Говорил санник Вязила. Он всегда был важен и горд, а ныне особенно. В его ремесленных вершился спорый труд, полный страха и радости: лучшие делатели источили сани, чтобы царевичу Эрелису ехать на них в отеческий город. Такими, как Вязила, держатся храмовые общины, его на жертвенный пир поди не пусти.

Уличане зароптали, поддерживая Вязилу. Людям не нравится, когда песенный лад рушат за то, что головщик нелюбим.

Люторад, чуть заметно скрививший губы от наглого «брат», не пал до пререканий с мирянами.

— Лучше подумай, как правиться будешь, ночь по улицам бегавши, честной люд соблазнявши…

Другоня вдруг обрёл почву под ногами:

— Ты же и послал, богозарный.

— Я?

— Так в съезжую. Там, в блошнице…

Верешко навострил уши, одержимый дурным любопытством, замешенным на страхе и отвращении. В каморах расправы гостевали захожни и горожане, грешные городской Правде. В торговые дни над площадью исправно посвистывал кнут. Ждали поимки злодея, годного для торжественной казни, но пока достойных не попадалось. Это многих тревожило. Приезд царевича ощутимо близился… а чем встречать?

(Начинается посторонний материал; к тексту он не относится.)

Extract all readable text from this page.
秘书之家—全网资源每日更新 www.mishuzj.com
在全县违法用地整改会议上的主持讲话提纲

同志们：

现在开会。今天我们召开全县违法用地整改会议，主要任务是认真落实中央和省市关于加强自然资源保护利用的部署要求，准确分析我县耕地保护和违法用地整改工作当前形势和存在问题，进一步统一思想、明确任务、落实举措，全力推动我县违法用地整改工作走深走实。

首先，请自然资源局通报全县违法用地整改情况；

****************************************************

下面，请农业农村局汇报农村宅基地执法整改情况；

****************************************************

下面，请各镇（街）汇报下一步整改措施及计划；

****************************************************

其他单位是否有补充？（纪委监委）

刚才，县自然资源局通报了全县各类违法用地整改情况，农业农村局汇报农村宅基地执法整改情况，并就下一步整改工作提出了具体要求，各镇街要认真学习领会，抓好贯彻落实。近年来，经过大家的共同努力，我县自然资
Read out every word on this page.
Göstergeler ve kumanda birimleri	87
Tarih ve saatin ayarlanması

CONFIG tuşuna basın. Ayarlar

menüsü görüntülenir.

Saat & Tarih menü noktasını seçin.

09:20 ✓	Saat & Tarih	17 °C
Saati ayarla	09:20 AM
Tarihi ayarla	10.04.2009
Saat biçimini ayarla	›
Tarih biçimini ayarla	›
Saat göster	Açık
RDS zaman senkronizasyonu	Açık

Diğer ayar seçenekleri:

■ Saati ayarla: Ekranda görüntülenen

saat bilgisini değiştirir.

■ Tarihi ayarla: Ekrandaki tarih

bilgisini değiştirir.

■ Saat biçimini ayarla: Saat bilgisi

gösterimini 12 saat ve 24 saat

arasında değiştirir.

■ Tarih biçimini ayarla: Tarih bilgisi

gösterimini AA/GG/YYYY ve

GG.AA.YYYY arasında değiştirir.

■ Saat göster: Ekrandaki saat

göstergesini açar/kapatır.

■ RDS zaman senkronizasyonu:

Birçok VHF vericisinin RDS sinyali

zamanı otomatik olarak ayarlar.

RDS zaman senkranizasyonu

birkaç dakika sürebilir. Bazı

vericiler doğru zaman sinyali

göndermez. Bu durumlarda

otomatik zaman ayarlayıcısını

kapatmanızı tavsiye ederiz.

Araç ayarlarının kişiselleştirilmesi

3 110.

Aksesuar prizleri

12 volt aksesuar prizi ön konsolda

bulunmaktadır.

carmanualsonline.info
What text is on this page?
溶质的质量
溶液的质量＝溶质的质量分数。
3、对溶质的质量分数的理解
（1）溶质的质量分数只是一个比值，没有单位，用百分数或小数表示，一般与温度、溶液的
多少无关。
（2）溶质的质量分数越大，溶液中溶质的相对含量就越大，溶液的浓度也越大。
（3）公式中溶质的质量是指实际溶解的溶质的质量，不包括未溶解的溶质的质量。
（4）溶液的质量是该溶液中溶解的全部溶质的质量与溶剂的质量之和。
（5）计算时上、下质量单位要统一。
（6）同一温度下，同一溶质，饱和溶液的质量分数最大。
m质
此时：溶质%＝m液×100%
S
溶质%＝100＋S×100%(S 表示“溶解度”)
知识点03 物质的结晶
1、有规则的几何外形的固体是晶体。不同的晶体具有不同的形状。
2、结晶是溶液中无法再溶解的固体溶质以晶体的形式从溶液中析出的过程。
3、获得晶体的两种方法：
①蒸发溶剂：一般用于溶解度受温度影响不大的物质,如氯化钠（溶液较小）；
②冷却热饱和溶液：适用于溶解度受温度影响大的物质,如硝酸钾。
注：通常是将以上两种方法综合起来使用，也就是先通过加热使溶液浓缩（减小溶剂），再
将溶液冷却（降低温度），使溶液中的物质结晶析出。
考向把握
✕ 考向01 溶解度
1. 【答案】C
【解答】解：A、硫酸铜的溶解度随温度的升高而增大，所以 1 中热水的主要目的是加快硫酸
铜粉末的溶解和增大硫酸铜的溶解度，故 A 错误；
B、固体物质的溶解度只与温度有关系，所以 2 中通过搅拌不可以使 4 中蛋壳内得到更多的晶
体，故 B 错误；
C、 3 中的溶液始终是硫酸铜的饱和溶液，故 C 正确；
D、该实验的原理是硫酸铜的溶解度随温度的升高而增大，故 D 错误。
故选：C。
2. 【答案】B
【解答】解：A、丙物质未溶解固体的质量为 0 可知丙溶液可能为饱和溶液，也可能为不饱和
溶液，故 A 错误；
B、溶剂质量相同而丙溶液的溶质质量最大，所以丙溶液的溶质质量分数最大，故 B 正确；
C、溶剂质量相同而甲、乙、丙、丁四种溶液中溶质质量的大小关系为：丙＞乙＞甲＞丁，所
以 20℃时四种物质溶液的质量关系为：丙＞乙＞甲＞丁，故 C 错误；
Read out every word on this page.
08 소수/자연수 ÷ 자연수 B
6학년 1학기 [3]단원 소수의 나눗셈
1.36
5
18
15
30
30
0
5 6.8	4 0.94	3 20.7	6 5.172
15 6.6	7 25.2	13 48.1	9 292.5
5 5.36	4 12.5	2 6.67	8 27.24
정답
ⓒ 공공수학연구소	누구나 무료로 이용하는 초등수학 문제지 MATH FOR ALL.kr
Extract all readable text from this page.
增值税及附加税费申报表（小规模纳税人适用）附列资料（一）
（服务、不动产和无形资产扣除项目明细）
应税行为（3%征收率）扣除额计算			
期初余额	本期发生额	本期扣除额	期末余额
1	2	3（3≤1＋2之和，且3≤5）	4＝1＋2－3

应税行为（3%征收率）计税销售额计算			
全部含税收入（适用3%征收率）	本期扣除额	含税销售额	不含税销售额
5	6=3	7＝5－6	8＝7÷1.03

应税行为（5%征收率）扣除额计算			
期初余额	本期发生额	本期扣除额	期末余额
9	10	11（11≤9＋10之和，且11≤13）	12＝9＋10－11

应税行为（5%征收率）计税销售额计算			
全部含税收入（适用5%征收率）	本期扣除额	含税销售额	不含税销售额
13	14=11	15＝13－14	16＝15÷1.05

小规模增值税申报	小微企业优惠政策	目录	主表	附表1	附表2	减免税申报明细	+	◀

«Неужели?.. Кого, за что?..»

Увы, блошница и нынче пополнилась лишь буйными мочемордами. Таких казнить — курам на смех! Отрезвить в холодке да вытолкать взашей…

— Это их ты всю ночь на правый путь наставлял?

С каждым осуждающим словом Другоня как будто становился всё меньше.

— Нет, богозарный. Уличное дитя…

— Какое ещё уличное дитя?

— …Поцелуя Владычицы сподоблялось… Прошу, святой брат, возглавь радение верных…

И юнец склонился — низко, повинно, смиренно. Наконец-то додумался передать честь тому, кто достойней.

Люторад повернулся — только ризы плеснули шитым подолом. Люди потянулись вслед, кто ворча, кто обрадованно.


Каждое сердце пусть верой озарится,
Путь обретая сквозь гиблые снега!
Страха не знают повинные Царице,
В прах повергают жестокого врага…

Голос у Люторада был выученный, но выученный хорошо — сильный, победный. Верешко последовал бы за ним, но… молиться молись, а дела держись. Промедлишь — тележку со снедным для водоносов покатит кто-то другой. Сын валяльщика отступил, пропуская шествие. Злое, непрощаемое дело — дорогу перебивать!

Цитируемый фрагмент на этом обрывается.